# WHAT THE FRUIT HAPPENED HERE?!



## KillerChaos (Apr 23, 2007)

HAH  no this isn't about Fruit, i just said that instead of the other F word, anyways. Does anyone know why this pic turned out so staticy? any tips?
Thanks.


----------



## Peanuts (Apr 23, 2007)

Is that a cropped version? Do you knwo if your 'digital zoom' was turned off?  The ISO appears to have been 800 - though high, I would be rather surprised if this is a non-cropped ISO 800 image.


----------



## KillerChaos (Apr 23, 2007)

Totally uncropped right out of my camera version. I have the FujiFilm Finepix E900 btw. I got lucky on the composition/placement of the lil' fella but it sucks that the pic turned out all noisey/staticy


----------



## Olympus8MP (Apr 23, 2007)

Thats a little more than noise / static. Is this the only picture thats ever done that? Has it done it since?


----------



## EBphotography (Apr 23, 2007)

Did you have the resolution set lower than you thought?  I'm really not sure what would do this.  Maybe shutting off the camera while it's saving?


----------



## KillerChaos (Apr 23, 2007)

Its the only i've noticed it do it to. No I never shut the camera off as, I took several other shots right after taking this one.


----------



## Olympus8MP (Apr 23, 2007)

That is very strange. If it happens again, I'd have your camera checked.


----------



## KillerChaos (Apr 23, 2007)

Actually I think it might have been my lens was still trying to zoom and auto refocus when i hit the shutter button....could that cause the noiseyness?


----------



## Olympus8MP (Apr 23, 2007)

No that doesn't look like soft focus or any sort of lens disturbance. See how the noise is kinda square and blocky? That would usually indicate noise in the JPEG process or elsewhere in the camera.

As long as the camera doesn't do it again, I'd say you're fine.

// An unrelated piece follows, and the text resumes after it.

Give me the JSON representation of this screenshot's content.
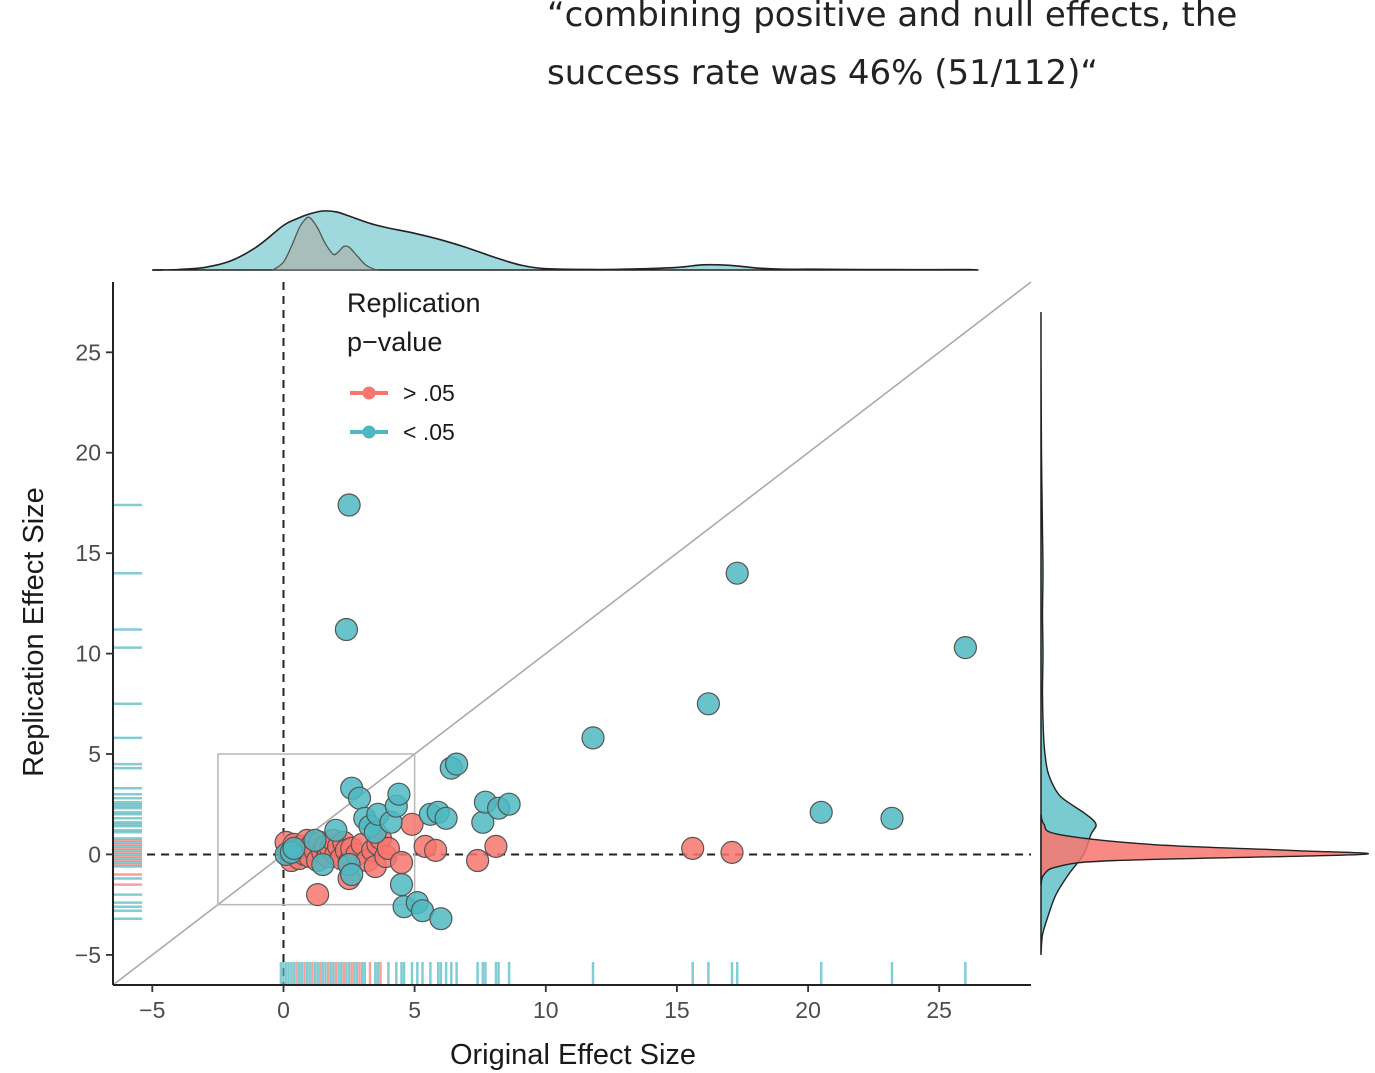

The file may have been corrupted as it was transferred to your computer.


----------



## xfloggingkylex (Apr 25, 2007)

probably a glitch in your processing software in camera.


----------



## Nix (Apr 27, 2007)

lol stop blaming the camera... its just the squirrels massive amount of ki disturbing the space around it... havent you ever seen a super saiyin squirrel before?


----------